Am Samstag fand im Marianne-Weber-Gymnasium die erste Jugendkonferenz der Stadt Lemgo statt – ein wichtiger Schritt für mehr Beteiligung von jungen Menschen in unserer Stadt.
Rund 150 Kinder und Jugendliche zwischen 9 und 17 Jahren waren dabei und haben in Gruppen über Themen diskutiert, die ihnen wirklich wichtig sind.

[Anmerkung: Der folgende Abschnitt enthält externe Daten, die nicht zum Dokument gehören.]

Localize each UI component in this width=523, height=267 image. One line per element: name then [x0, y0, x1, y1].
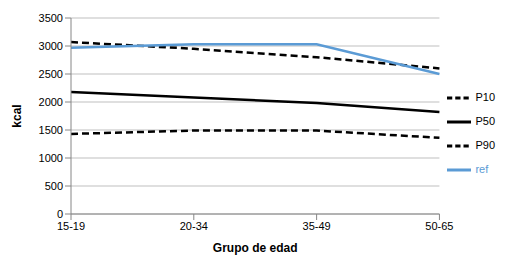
svg-text:kcal: kcal [10, 104, 24, 127]
html-text:P90: P90 [475, 138, 495, 151]
svg-text:35-49: 35-49 [303, 220, 331, 232]
html-text:ref: ref [475, 162, 489, 175]
svg-text:2000: 2000 [39, 96, 63, 108]
svg-text:3000: 3000 [39, 40, 63, 52]
svg-text:2500: 2500 [39, 68, 63, 80]
svg-text:1000: 1000 [39, 152, 63, 164]
svg-text:20-34: 20-34 [180, 220, 208, 232]
svg-text:1500: 1500 [39, 124, 63, 136]
html-text:P50: P50 [475, 114, 495, 127]
svg-text:50-65: 50-65 [425, 220, 453, 232]
svg-text:15-19: 15-19 [57, 220, 85, 232]
html-text:P10: P10 [475, 90, 495, 103]
svg-text:Grupo de edad: Grupo de edad [213, 241, 298, 255]
svg-text:0: 0 [57, 208, 63, 220]
svg-text:500: 500 [45, 180, 63, 192]
svg-text:3500: 3500 [39, 12, 63, 24]
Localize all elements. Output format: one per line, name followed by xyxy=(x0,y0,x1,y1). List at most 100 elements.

Die Ideen waren vielfältig und zeigen, wie engagiert junge Menschen sind:
🚲 mehr Verkehrssicherheit
🌳 Baumpflanzaktionen
🤝 Hilfe für Obdachlose
🛍️ mehr Angebote und Treffpunkte für Jugendliche
🛡️ mehr Sicherheit für junge Frauen
🏫 bessere Vernetzung zwischen Schulen
🍽️ kostenloses Schulessen – und vieles mehr.
Ein starkes Signal: Junge Menschen wollen mitgestalten.
Im Juni bekommen die Teilnehmenden die Möglichkeit, ihre Ideen noch einmal im Jugendhilfeausschuss vorzustellen und in die politische Diskussion einzubringen.
Für uns Grüne ist klar: Beteiligung von Kindern und Jugendlichen darf kein einmaliges Projekt bleiben. Daher haben wir schon lange und immer wieder im Jugendhilfeausschuss eine Weiterentwicklung der Kinder- und Jugendbeteiligung gefordert. Das hat nun Früchte getragen.
„Über die erfolgreiche Jugendkonferenz freuen wir uns sehr! Unser Ziel ist aber langfristig noch mehr: eine kontinuierliche Beteiligung junger Menschen an politischen Entscheidungen, die sie betreffen. Deshalb setzen wir uns weiter für ein dauerhaftes Kinder- und Jugendparlament ein.“
Antje Jahn, bildungspolitische Sprechering Bündnis 90/Die Grünen OV Lemgo
💚 Denn Demokratie lebt davon, dass alle Generationen mitreden können.